Posted by By Jacob Edi, Abuja on
As the Amadu Ali faction of the Peoples Democratic Party (PDP) holds an emergency National Executive Committee (NEC) meeting Thursday, the other faction led by Shuaibu Oyedokun, has written the Independent National Electoral Commission (INEC) demanding recognition.
•Ali calls emergency NEC meeting
As the Amadu Ali faction of the Peoples Democratic Party (PDP) holds an emergency National Executive Committee (NEC) meeting Thursday, the other faction led by Shuaibu Oyedokun, has written the Independent National Electoral Commission (INEC) demanding recognition.

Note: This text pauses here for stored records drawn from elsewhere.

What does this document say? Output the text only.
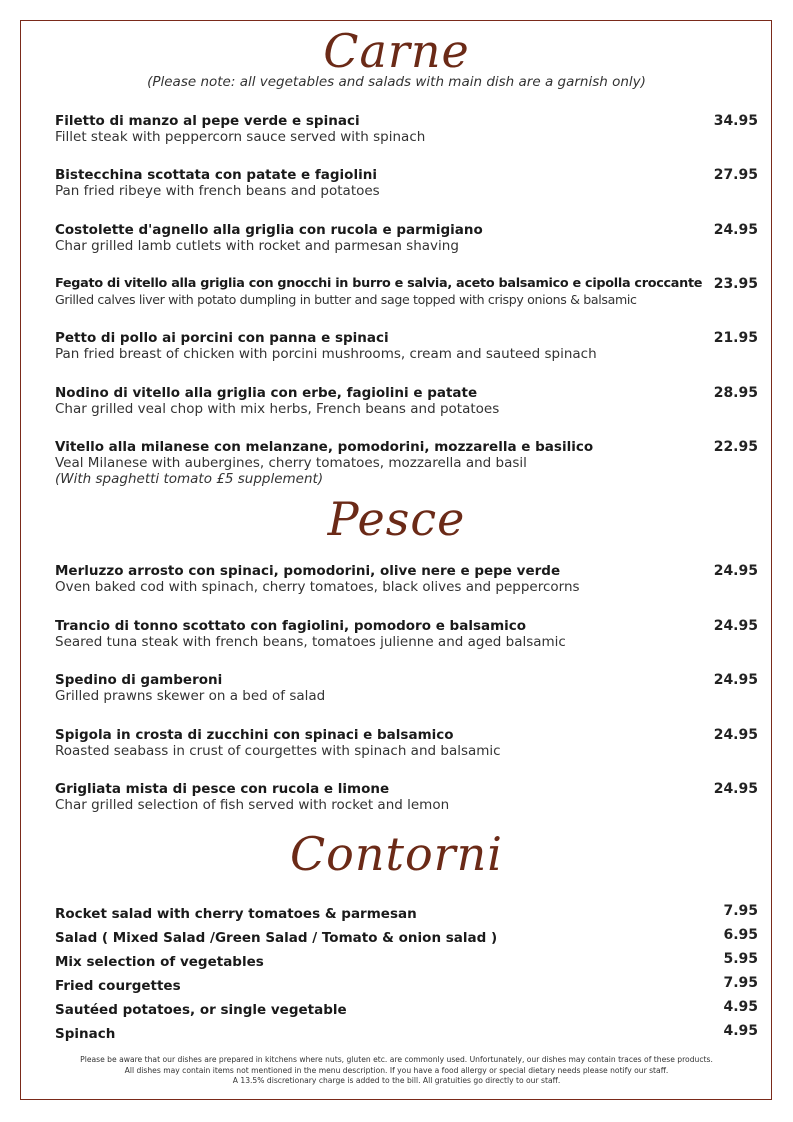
Carne
(Please note: all vegetables and salads with main dish are a garnish only)
Filetto di manzo al pepe verde e spinaci
Fillet steak with peppercorn sauce served with spinach
34.95
Bistecchina scottata con patate e fagiolini
Pan fried ribeye with french beans and potatoes
27.95
Costolette d'agnello alla griglia con rucola e parmigiano
Char grilled lamb cutlets with rocket and parmesan shaving
24.95
Fegato di vitello alla griglia con gnocchi in burro e salvia, aceto balsamico e cipolla croccante
Grilled calves liver with potato dumpling in butter and sage topped with crispy onions & balsamic
23.95
Petto di pollo ai porcini con panna e spinaci
Pan fried breast of chicken with porcini mushrooms, cream and sauteed spinach
21.95
Nodino di vitello alla griglia con erbe, fagiolini e patate
Char grilled veal chop with mix herbs, French beans and potatoes
28.95
Vitello alla milanese con melanzane, pomodorini, mozzarella e basilico
Veal Milanese with aubergines, cherry tomatoes, mozzarella and basil
(With spaghetti tomato £5 supplement)
22.95
Pesce
Merluzzo arrosto con spinaci, pomodorini, olive nere e pepe verde
Oven baked cod with spinach, cherry tomatoes, black olives and peppercorns
24.95
Trancio di tonno scottato con fagiolini, pomodoro e balsamico
Seared tuna steak with french beans, tomatoes julienne and aged balsamic
24.95
Spedino di gamberoni
Grilled prawns skewer on a bed of salad
24.95
Spigola in crosta di zucchini con spinaci e balsamico
Roasted seabass in crust of courgettes with spinach and balsamic
24.95
Grigliata mista di pesce con rucola e limone
Char grilled selection of fish served with rocket and lemon
24.95
Contorni
Rocket salad with cherry tomatoes & parmesan	7.95
Salad ( Mixed Salad /Green Salad / Tomato & onion salad )	6.95
Mix selection of vegetables	5.95
Fried courgettes	7.95
Sautéed potatoes, or single vegetable	4.95
Spinach	4.95
Please be aware that our dishes are prepared in kitchens where nuts, gluten etc. are commonly used. Unfortunately, our dishes may contain traces of these products.
All dishes may contain items not mentioned in the menu description. If you have a food allergy or special dietary needs please notify our staff.
A 13.5% discretionary charge is added to the bill. All gratuities go directly to our staff.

National Secretary of the Oyedokun-led Interim Management Committee, Prince Orji Nwafor-Orizu, in a two-page letter made available to Daily Sun, called on the electoral body not to recognize the Ahmadu Ali faction which it alleged is an illegal body.
Relying on the October 10, 2005 judgment of the High Court of Abuja, which nullified the method used to usher in the Ali-led National Working Committee (NWC), Nwafor-Orizu maintained that 'the PDP, as it stands today, has no legal persons steering its activities."
Consequently, the statement said it will inform INEC appropriately about its arrangements to conduct 'proper congresses and convention."
Nwafor-Orizu explained that the action of his faction followed series of meetings and consultations by those he said are 'founding fathers of the PDP, members of the Board of Trustees, governors, former executive members" to form an interim management committee to fill a vacuum within the party pending the conduct of proper elections by the group.
Efforts to get comments of INEC officials failed at the time of this report, but it was learnt that the electoral body will soon react.
It was not clear why the Ali-led PDP called for an emergency NEC, but sources said it may not be unconnected with the emergence of a new faction made up mainly of former officers of the party who left the party in controversial circumstances before the emergence of the NWC under Ali.
It was also learnt that the NEC meeting will receive the report of the National Reconciliation Committee, which was set up in the wake of the collapse of the tenure elongation project.